One advantage to watching an attribute, as opposed to having the scriptJob fire on frame change itself, is that anything that changes the timing of the system’s keyframes still functions. It’s possible that I may want scripts and tools that change keyframes, and potentially shift a different pose onto the current frame, without changing the current time. This system behaves correctly whether or not the current time has been changed--the only relevant question is whether or not the pose on the current frame is the previous current pose, or a different pose that requires a control rig conform and switch back to interact mode.

Of course, this only works if you have a way to bundle up all the keys associated with the deformation rig and the watchAttr, and ensure that any operations you do to the keys affect all of them at once, since, despite being keys, they’re supposed to represent poses.
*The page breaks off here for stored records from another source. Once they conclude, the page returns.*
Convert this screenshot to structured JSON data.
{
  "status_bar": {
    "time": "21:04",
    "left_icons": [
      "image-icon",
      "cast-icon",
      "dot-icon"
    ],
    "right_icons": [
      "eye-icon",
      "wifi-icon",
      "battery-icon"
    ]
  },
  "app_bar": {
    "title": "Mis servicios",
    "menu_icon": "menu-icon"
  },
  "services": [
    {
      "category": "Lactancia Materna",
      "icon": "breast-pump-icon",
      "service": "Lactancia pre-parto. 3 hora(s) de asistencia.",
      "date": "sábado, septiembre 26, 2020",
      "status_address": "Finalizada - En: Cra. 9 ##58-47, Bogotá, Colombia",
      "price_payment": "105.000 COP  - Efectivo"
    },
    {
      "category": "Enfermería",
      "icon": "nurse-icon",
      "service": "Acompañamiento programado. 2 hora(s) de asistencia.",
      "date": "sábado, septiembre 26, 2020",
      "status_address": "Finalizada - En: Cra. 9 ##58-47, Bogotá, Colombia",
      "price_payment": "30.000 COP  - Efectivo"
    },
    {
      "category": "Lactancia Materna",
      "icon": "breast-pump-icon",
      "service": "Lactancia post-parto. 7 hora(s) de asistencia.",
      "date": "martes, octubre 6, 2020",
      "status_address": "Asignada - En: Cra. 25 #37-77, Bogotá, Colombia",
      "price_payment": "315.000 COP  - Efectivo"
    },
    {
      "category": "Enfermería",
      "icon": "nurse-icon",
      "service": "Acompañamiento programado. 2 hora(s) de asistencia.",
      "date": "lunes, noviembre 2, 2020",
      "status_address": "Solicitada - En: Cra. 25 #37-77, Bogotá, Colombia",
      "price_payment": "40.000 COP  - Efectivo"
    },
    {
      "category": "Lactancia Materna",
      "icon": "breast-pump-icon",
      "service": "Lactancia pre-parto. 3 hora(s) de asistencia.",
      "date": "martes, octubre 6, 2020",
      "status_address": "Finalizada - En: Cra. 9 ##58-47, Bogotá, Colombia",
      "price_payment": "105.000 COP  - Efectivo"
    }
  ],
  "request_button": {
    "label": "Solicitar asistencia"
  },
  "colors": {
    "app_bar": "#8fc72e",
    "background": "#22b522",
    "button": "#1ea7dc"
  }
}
Luckily we do have such a method, though, just like scriptJobs, it’s apt to my purpose but also weird and irritating: character sets.

Character sets are an outgrowth of the Trax editor. The Trax editor used to be Maya’s nonlinear animation tool. An ancient order of TDs sealed the Trax editor behind the Windows/Animation Editors menu, there to remain hidden for all time. Opening it will unleash its horror yet again upon an unsuspecting world, so you should probably not do that.

Character sets were the Trax-editor’s way of interacting with keyframes in Maya. They insert themselves between an animCurve node and the attribute it drives, with the intent to do a bunch of Trax editor-related stuff that I don’t care about. What I do care about is that it allows you to have the timeline display the keys of an arbitrary set of attributes, instead of anything related to your selection. All keyframe operations--making keys, copying them, moving them around, etc--happen to these attributes at once. In other words, it lets us treat a whole bunch of unrelated keys as if they were indeed one pose.

A character set gracelessly inserts itself between a transform node and it's keyframes.

A character set gracelessly inserts itself between a transform node and it's keyframes.

I wish there was a way to do this that wasn’t character sets, but I haven’t found another method yet, short of writing my own timeline. After I get the ephemeral rig system rock solid, I’m thinking about trying to do my own timeline in QT, and seeing if that’s a reasonable thing to do. There are so many features--character-based tracks, markers, regular beat markers, the list goes on--that I’d like to have in a Maya timeline, and don’t. But I guess that’s going to have to wait a while.